The following list of adverse effects that may be expected in the first year of therapy, is based on undesirable events that happened at a frequency of > 2 % as well as with an incidence ≥ 1 % above placebo in 1-year and 2-year clinical studies:
Nervous system disorders
- Very common: Headaches
Respiratory, thoracic and mediastinal (lung and airway) disorders
- Very common: Upper respiratory infection
- Common: Lower respiratory infection
- Abdominal discomfort or pain
- Oily spotting from the rectum
- Fatty/oily stool
- Flatus with discharge
- Liquid stool
- Fecal urgency
- Oily evacuation
- Rectal discomfort or pain
- Increased defecation
- Abdominal distension
- Increased quantity of bowel movements
- Soft stool
- Fecal incontinence
- Gingival disorder
- Tooth disorder
Renal and urinary disorders
- Common: Infections in urinary tract
Metabolism and nutrition disorders
- Very common: Hypoglycemia
- Common: Fatigue
- Common: Anxiety
Reproductive system disorders
- Common: Menstrual irregularity
The ensuing list of adverse effects is based on spontaneous reports, and hence the frequency of the former remains undetermined:
- Increase in alkaline phosphatase and liver transaminases;
- Declined prothrombin, increased INR and unstable anticoagulant treatment resulting in deterioration of hemostatic characteristics have been documented in patients receiving anticoagulants treatment in association with Xenical.
- Rectal bleeding
Immune system disorders
- Hypersensitivity (e.g. rash, angioedema, pruritus, urticaria, anaphylaxis, and bronchospasm)
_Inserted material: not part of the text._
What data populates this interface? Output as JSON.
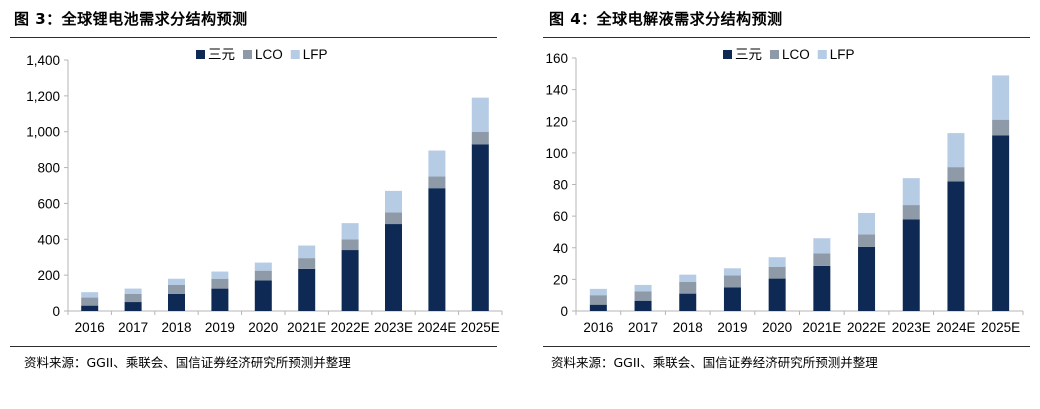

Renal and urinary disorders
- Oxalate nephropathy potentially leading to renal failure
- Bullous eruptions
- Serious cases of hepatitis. Some rare fatal cases or cases necessitating liver transplantation were reported.
Single doses of 800 mg and up to three 400 mg doses of Xenical three times daily over the course of 15 days have been researched in normal weight and obese volunteers without substantial adverse Xenical results. Moreover, doses of 240 mg three timed per day have been given to obese patients over the course of 6 months. Most Xenical overdose cases reported had either no adverse effects or adverse effects similar to those documented with recommended doses.
Should a major overdose of Xenical happen, it is advised that the patient is monitored for 24 hours. As follows from human and animal research, any systemic effects that can be attributed to the lipase-inhibiting characteristics of Xenical should be quickly reversible.
How should I store Xenical?
- Store Xenical at temperatures 15°C to 30°C (59°F to 86°F).
- Keep Xenical out of the reach of young children.
- Store Xenical in a tightly sealed box.
- Dispose of Xenical after the expiration date.
- Safely throw away the remaining Xenical capsules that are outdated or no longer needed.
The information uncovered in this article has been compiled with the educational purposes only. The team of authors provides the fact checking before posting any kind of information on this website. But the site’s administration does not guarantee correctness and/or update status of all contents in this article. This article can be taken as a guidance for self-treatment. Only licensed and professional healthcare specialist can diagnose and treat patients considering the personal symptoms in each particular case.